In this era of fast-paced everything, even the act of eating a meal has become something we can do on the run. Breakfast comes in bars, lunch can be eaten while speeding down the highway, and dinner is merely an accompaniment to the evening news, squeezed in between other pressing activities. Invariably, when eating plays second string to everything else, every meal becomes “fast food,” as in eaten-very-fast food. If you find yourself wolfing down your meals in a hurry, you’re actually shortchanging yourself in more ways than you might think.|
It turns out there’s a reason food tastes so good. You’re supposed to enjoy it—slow down and savor it, not just get it to your stomach as quickly as possible. Chewing your food thoroughly is actually the first step in the complex process of digestion, and if you glaze over it, just chewing the minimum amount of times necessary to get the food down your esophagus, you’re actually compromising this process. And it’s a mistake many people make.

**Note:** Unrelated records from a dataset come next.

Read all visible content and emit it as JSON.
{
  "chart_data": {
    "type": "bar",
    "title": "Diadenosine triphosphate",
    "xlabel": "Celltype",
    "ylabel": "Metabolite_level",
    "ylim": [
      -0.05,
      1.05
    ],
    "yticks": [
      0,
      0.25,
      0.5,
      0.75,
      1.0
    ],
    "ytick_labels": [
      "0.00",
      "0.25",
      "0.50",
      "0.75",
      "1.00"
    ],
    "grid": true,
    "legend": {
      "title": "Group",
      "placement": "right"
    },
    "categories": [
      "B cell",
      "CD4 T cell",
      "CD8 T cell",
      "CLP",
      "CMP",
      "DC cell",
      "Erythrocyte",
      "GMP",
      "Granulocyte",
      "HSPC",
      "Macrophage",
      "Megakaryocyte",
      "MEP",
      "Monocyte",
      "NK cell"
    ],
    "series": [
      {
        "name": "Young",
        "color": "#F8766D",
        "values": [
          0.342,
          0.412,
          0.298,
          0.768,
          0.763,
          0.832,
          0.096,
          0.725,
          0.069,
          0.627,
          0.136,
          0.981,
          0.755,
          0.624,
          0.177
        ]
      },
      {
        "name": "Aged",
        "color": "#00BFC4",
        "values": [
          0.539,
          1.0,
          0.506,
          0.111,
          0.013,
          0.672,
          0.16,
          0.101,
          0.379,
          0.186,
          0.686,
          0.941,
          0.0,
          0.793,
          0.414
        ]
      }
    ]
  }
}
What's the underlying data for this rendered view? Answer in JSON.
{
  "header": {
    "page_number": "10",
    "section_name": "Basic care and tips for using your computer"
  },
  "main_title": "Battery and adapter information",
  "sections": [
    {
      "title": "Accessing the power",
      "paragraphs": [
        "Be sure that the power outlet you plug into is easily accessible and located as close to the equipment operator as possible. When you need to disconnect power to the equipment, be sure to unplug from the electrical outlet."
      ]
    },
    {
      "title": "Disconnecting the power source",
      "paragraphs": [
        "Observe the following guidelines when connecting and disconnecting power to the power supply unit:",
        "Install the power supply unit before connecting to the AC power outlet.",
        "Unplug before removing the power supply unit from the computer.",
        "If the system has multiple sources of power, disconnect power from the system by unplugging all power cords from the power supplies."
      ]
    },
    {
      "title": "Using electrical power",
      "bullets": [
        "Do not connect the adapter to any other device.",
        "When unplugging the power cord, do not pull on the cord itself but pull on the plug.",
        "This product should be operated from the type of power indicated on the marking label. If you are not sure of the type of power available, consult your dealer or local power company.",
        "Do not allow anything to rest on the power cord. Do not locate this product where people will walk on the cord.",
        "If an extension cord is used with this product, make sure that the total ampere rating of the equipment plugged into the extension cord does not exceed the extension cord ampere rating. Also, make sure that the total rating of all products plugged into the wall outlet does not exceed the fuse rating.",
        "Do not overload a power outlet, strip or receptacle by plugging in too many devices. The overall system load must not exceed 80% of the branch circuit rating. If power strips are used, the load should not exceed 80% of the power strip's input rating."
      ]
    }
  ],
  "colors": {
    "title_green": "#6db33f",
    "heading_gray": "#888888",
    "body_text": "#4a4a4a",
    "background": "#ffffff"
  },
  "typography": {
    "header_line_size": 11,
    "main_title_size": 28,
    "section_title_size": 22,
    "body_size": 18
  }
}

If you try to imagine swallowing a whole piece of pizza, it’s easy to see why chewing is necessary. But besides breaking up your food into manageable chunks, there’s another good reason to put in the effort and chew. The saliva that coats your food as you chew actually contains digestive enzymes that begin to digest your food before you even swallow it. The enzymes alpha-amylase and lingual lipase begin digesting carbohydrates and fats, reducing the amount of work for which the stomach will be responsible. And it isn’t just a nice gesture. If food fragments are swallowed un-chewed, not only do nutrients remain locked in the fragments, but these fragments create an environment in the colon that is conducive to digestive distress—bacterial overgrowth, gas, and bloating.
For food particles to even leave your stomach though, the “gates” of the stomach, the pyloric sphincter, must open. Conveniently, chewing also aids in this process, signaling this event. And speaking of signals, just seeing your food causes your brain to send signals to the pancreas and stomach to secrete digestive acids and enzymes that are essential to digestion. And the longer your food has contact with your taste and smell receptors—the longer you chew each bite—the stronger these signals become. Strong signals mean more digestive molecules, less indigestion, less acid reflux, and superior nutrient absorption.
Chewing your food thoroughly and eating your meals more slowly has another benefit. It might shrink your waistline—and not just because you’ll have less bloating and indigestion. Eating more slowly gives your body a chance to tell your mind that it’s full, so that you stop eating before you go overboard. In a preliminary study presented at the North American Association for the Study of Obesity’s Annual Scientific Meeting in 2004, study subjects ate less when they were instructed to eat more slowly.